Philippe Collin : L’agriculture a été marginalisée du débat. Le sujet de la volatilité des prix agricoles a été noyé dans la masse de la crise mondiale. Cela ne fait que confirmer que les grandes déclarations du G20 agricole de juin dernier n’ont pas été suivies de concret. C’est une bizarrerie : dans le G20 agricole, le sujet de la volatilité des prix agricoles est mentionné. Dans la réforme de la Pac, proposée par le Commissaire Ciolos, il n’y aucun embryon de mesures pour contrer la volatilité des prix agricoles. Aucun outil n’est proposé, si ce n’est des leviers privés comme les fonds de mutualisation. Quant à la volonté du G20 de relancer la production agricole mondiale, cela n’a aucun sens. Il y a un problème important lié à l’usage de cette production agricole. Si elle est absorbée pour le développement des agro-carburants, on ne résout pas le problème de la disponibilité des matières premières. Ce que je trouve le plus choquant est que l’on demande aux pays les plus pauvres de faire des stocks. C’est très coûteux de faire des stocks. De présenter ces stocks prépositionnés comme un point positif est purement scandaleux. Pour assurer la sécurité alimentaire, les paysans doivent avoir accès à l’eau, aux semences et à la terre. Le G20 propose de faciliter la recherche sur le génome du blé, notamment vers le développement de variétés OGM, ce qui réduira davantage l’autonomie paysanne.
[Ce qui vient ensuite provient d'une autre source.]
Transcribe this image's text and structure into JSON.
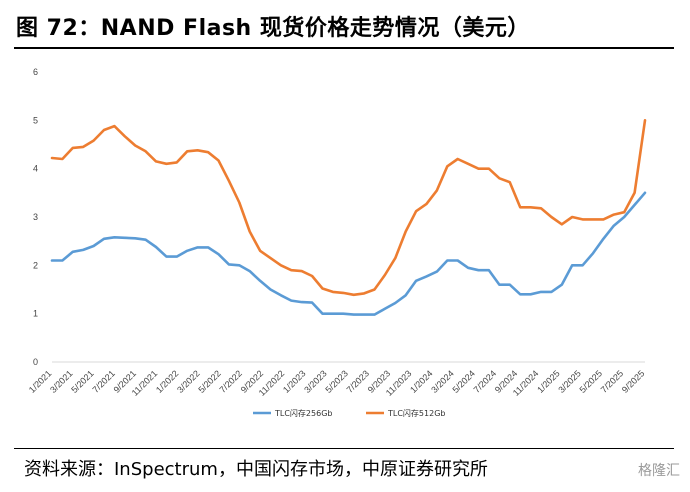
{
  "title": "图 72：NAND Flash 现货价格走势情况（美元）",
  "source": "资料来源：InSpectrum，中国闪存市场，中原证券研究所",
  "watermark": "格隆汇",
  "colors": {
    "tlc256": "#5B9BD5",
    "tlc512": "#ED7D31",
    "axis": "#d9d9d9"
  },
  "chart_data": {
    "type": "line",
    "title": "NAND Flash 现货价格走势情况（美元）",
    "xlabel": "",
    "ylabel": "",
    "ylim": [
      0,
      6
    ],
    "yticks": [
      "0",
      "1",
      "2",
      "3",
      "4",
      "5",
      "6"
    ],
    "xtick_labels": [
      "1/2021",
      "3/2021",
      "5/2021",
      "7/2021",
      "9/2021",
      "11/2021",
      "1/2022",
      "3/2022",
      "5/2022",
      "7/2022",
      "9/2022",
      "11/2022",
      "1/2023",
      "3/2023",
      "5/2023",
      "7/2023",
      "9/2023",
      "11/2023",
      "1/2024",
      "3/2024",
      "5/2024",
      "7/2024",
      "9/2024",
      "11/2024",
      "1/2025",
      "3/2025",
      "5/2025",
      "7/2025",
      "9/2025"
    ],
    "series": [
      {
        "name": "TLC闪存256Gb",
        "values": [
          2.1,
          2.1,
          2.28,
          2.32,
          2.4,
          2.55,
          2.58,
          2.57,
          2.56,
          2.53,
          2.38,
          2.18,
          2.18,
          2.3,
          2.37,
          2.37,
          2.23,
          2.02,
          2.0,
          1.88,
          1.68,
          1.5,
          1.38,
          1.27,
          1.24,
          1.23,
          1.0,
          1.0,
          1.0,
          0.98,
          0.98,
          0.98,
          1.1,
          1.22,
          1.38,
          1.68,
          1.77,
          1.87,
          2.1,
          2.1,
          1.95,
          1.9,
          1.9,
          1.6,
          1.6,
          1.4,
          1.4,
          1.45,
          1.45,
          1.6,
          2.0,
          2.0,
          2.25,
          2.55,
          2.82,
          3.0,
          3.25,
          3.5
        ]
      },
      {
        "name": "TLC闪存512Gb",
        "values": [
          4.22,
          4.2,
          4.43,
          4.45,
          4.58,
          4.8,
          4.88,
          4.67,
          4.48,
          4.36,
          4.15,
          4.1,
          4.13,
          4.36,
          4.38,
          4.34,
          4.17,
          3.75,
          3.3,
          2.7,
          2.3,
          2.15,
          2.0,
          1.9,
          1.88,
          1.78,
          1.52,
          1.45,
          1.43,
          1.39,
          1.42,
          1.5,
          1.8,
          2.15,
          2.7,
          3.12,
          3.27,
          3.55,
          4.05,
          4.2,
          4.1,
          4.0,
          4.0,
          3.8,
          3.72,
          3.2,
          3.2,
          3.18,
          3.0,
          2.85,
          3.0,
          2.95,
          2.95,
          2.95,
          3.05,
          3.1,
          3.5,
          5.0
        ]
      }
    ]
  }
}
Vous êtes critique sur la réforme de la Pac. Une des ambitions du commissaire était de la rendre plus légitime. Sur ce point, va-t-il dans le bon sens ?
Pas du tout. Avant 1992, la Politique agricole commune se fondait sur une logique d’aides à la production. Depuis 1992, la Pac aide les moyens de production des paysans. La réforme proposée par le commissaire Ciolos ne rend pas cette Pac plus légitime. Le principe d’attribution de soutiens annuels lié aux seuls hectares et quel que soit le  niveau des prix agricoles et le nombre de personnes travaillant sur chaque ferme n’est pas remis en cause. Où est la volonté d’équité affichée ? En résumé : plus tu possèdes, plus tu auras de subventions. C’est comme si on investissait dans la concentration des fermes. Cette réforme n’est pas redistributive. A la Confédération paysanne, on défend depuis longtemps des aides conditionnées aux nombres d’actifs agricoles. Voilà un moyen de rendre cette politique légitime aux yeux des citoyens. Quant au verdissement des aides, je me suis déjà exprimé pour dire qu’il ne va pas assez loin. Il n’est en l’état que pure façade. Ce verdissement ne conduirait à aucun changement de pratique dans 95% des exploitations françaises. A quand une politique européenne durable, juste et sociale ?

En ces temps de vaches maigres, le gouvernement vient d’annoncer un nouveau plan de rigueur. Il s’attaque à certaines niches fiscales. A ce titre, l’agriculture bénéfice de 2,2 milliards d’euros. Ces niches sont-elles toute justifiées ?
Dans le secteur agricole, nous ne bénéficions pas de niches mais de véritables cathédrales. Ces dispositifs ne sont que le corolaire de la politique agricole commune. C’est le deuxième étage de la fusée aboutissant à la concentration des fermes. Certains outils sont scandaleux. Je n’en citerai qu’un : l’exonération des plus values sur cessions d’actifs. Ce dispositif est plafonné à 250 000 euros pour 5 ans. En plus cette mesure a été accentuée en 2002 au moment du passage à l’euro. Une réforme de la fiscalité agricole est plus que nécessaire.